"Chicken Head" seems an unlikely moniker for longtime athletic director Bob Scott '52, the man known as the ambassador of lacrosse, but in fact, that's what his coaching staff called him. "He's a slim guy, and when he'd get upset during a game, you could see all the veins from his chin to his neck," recalls alumni relations director Jerry Schnydman '67, a former player and assistant coach.
During the 20 years Scott was at the helm of the Hopkins team, from 1955 to 1974, he led the Jays to seven national championships, including Hopkins's first NCAA championship in 1974; 42 times his players earned first-team All-America honors.

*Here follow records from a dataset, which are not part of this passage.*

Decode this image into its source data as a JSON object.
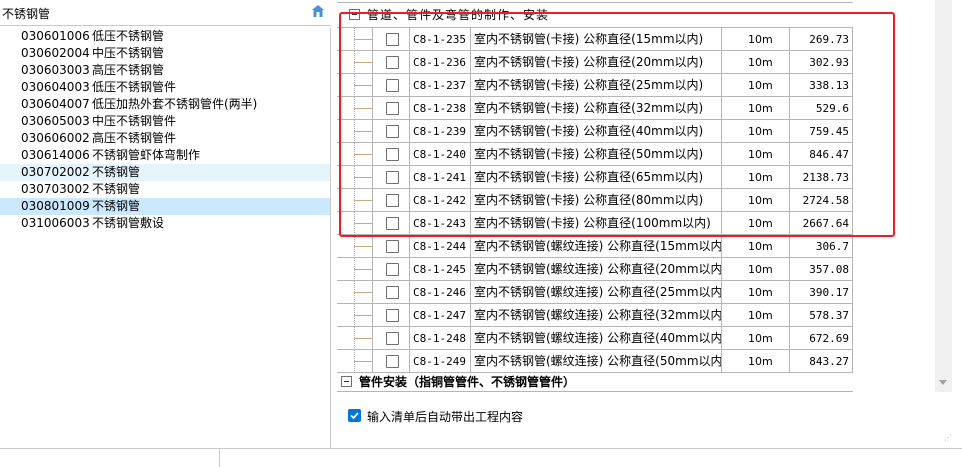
{
  "left_panel": {
    "title": "不锈钢管",
    "items": [
      {
        "code": "030601006",
        "name": "低压不锈钢管",
        "state": "normal"
      },
      {
        "code": "030602004",
        "name": "中压不锈钢管",
        "state": "normal"
      },
      {
        "code": "030603003",
        "name": "高压不锈钢管",
        "state": "normal"
      },
      {
        "code": "030604003",
        "name": "低压不锈钢管件",
        "state": "normal"
      },
      {
        "code": "030604007",
        "name": "低压加热外套不锈钢管件(两半)",
        "state": "normal"
      },
      {
        "code": "030605003",
        "name": "中压不锈钢管件",
        "state": "normal"
      },
      {
        "code": "030606002",
        "name": "高压不锈钢管件",
        "state": "normal"
      },
      {
        "code": "030614006",
        "name": "不锈钢管虾体弯制作",
        "state": "normal"
      },
      {
        "code": "030702002",
        "name": "不锈钢管",
        "state": "hover"
      },
      {
        "code": "030703002",
        "name": "不锈钢管",
        "state": "normal"
      },
      {
        "code": "030801009",
        "name": "不锈钢管",
        "state": "selected"
      },
      {
        "code": "031006003",
        "name": "不锈钢管敷设",
        "state": "normal"
      }
    ]
  },
  "grid": {
    "top_group_label": "管道、管件及弯管的制作、安装",
    "rows": [
      {
        "code": "C8-1-235",
        "name": "室内不锈钢管(卡接) 公称直径(15mm以内)",
        "unit": "10m",
        "price": "269.73"
      },
      {
        "code": "C8-1-236",
        "name": "室内不锈钢管(卡接) 公称直径(20mm以内)",
        "unit": "10m",
        "price": "302.93"
      },
      {
        "code": "C8-1-237",
        "name": "室内不锈钢管(卡接) 公称直径(25mm以内)",
        "unit": "10m",
        "price": "338.13"
      },
      {
        "code": "C8-1-238",
        "name": "室内不锈钢管(卡接) 公称直径(32mm以内)",
        "unit": "10m",
        "price": "529.6"
      },
      {
        "code": "C8-1-239",
        "name": "室内不锈钢管(卡接) 公称直径(40mm以内)",
        "unit": "10m",
        "price": "759.45"
      },
      {
        "code": "C8-1-240",
        "name": "室内不锈钢管(卡接) 公称直径(50mm以内)",
        "unit": "10m",
        "price": "846.47"
      },
      {
        "code": "C8-1-241",
        "name": "室内不锈钢管(卡接) 公称直径(65mm以内)",
        "unit": "10m",
        "price": "2138.73"
      },
      {
        "code": "C8-1-242",
        "name": "室内不锈钢管(卡接) 公称直径(80mm以内)",
        "unit": "10m",
        "price": "2724.58"
      },
      {
        "code": "C8-1-243",
        "name": "室内不锈钢管(卡接) 公称直径(100mm以内)",
        "unit": "10m",
        "price": "2667.64"
      },
      {
        "code": "C8-1-244",
        "name": "室内不锈钢管(螺纹连接) 公称直径(15mm以内)",
        "unit": "10m",
        "price": "306.7"
      },
      {
        "code": "C8-1-245",
        "name": "室内不锈钢管(螺纹连接) 公称直径(20mm以内)",
        "unit": "10m",
        "price": "357.08"
      },
      {
        "code": "C8-1-246",
        "name": "室内不锈钢管(螺纹连接) 公称直径(25mm以内)",
        "unit": "10m",
        "price": "390.17"
      },
      {
        "code": "C8-1-247",
        "name": "室内不锈钢管(螺纹连接) 公称直径(32mm以内)",
        "unit": "10m",
        "price": "578.37"
      },
      {
        "code": "C8-1-248",
        "name": "室内不锈钢管(螺纹连接) 公称直径(40mm以内)",
        "unit": "10m",
        "price": "672.69"
      },
      {
        "code": "C8-1-249",
        "name": "室内不锈钢管(螺纹连接) 公称直径(50mm以内)",
        "unit": "10m",
        "price": "843.27"
      }
    ],
    "group2_label": "管件安装（指铜管管件、不锈钢管管件）"
  },
  "auto_option": {
    "label": "输入清单后自动带出工程内容",
    "checked": true
  },
  "colors": {
    "highlight": "#ee1c24",
    "selected_row": "#cce8ff",
    "hover_row": "#e5f3fb",
    "checkbox_checked": "#0078d7"
  }
}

But perhaps the work he's done promoting and teaching the sport in the United States and throughout the world will be Scott's most enduring contribution. A pioneer of the sports camp concept, he established a lacrosse camp for boys and girls at the Gilman School; this summer the lacrosse camp will celebrate its 27th year. In 1986 Scott traveled to Japan to introduce that country to the sport. He taught young players the art of shooting, catching, scooping, and passing as part of a Hopkins-sponsored conference on lacrosse, and today it's Japan's fastest growing sport.
Scott's book, Lacrosse: Technique and Tradition, which he wrote in 1976, is still considered to be the premier guide to the game. It recently became the first book about lacrosse to be published in Japanese.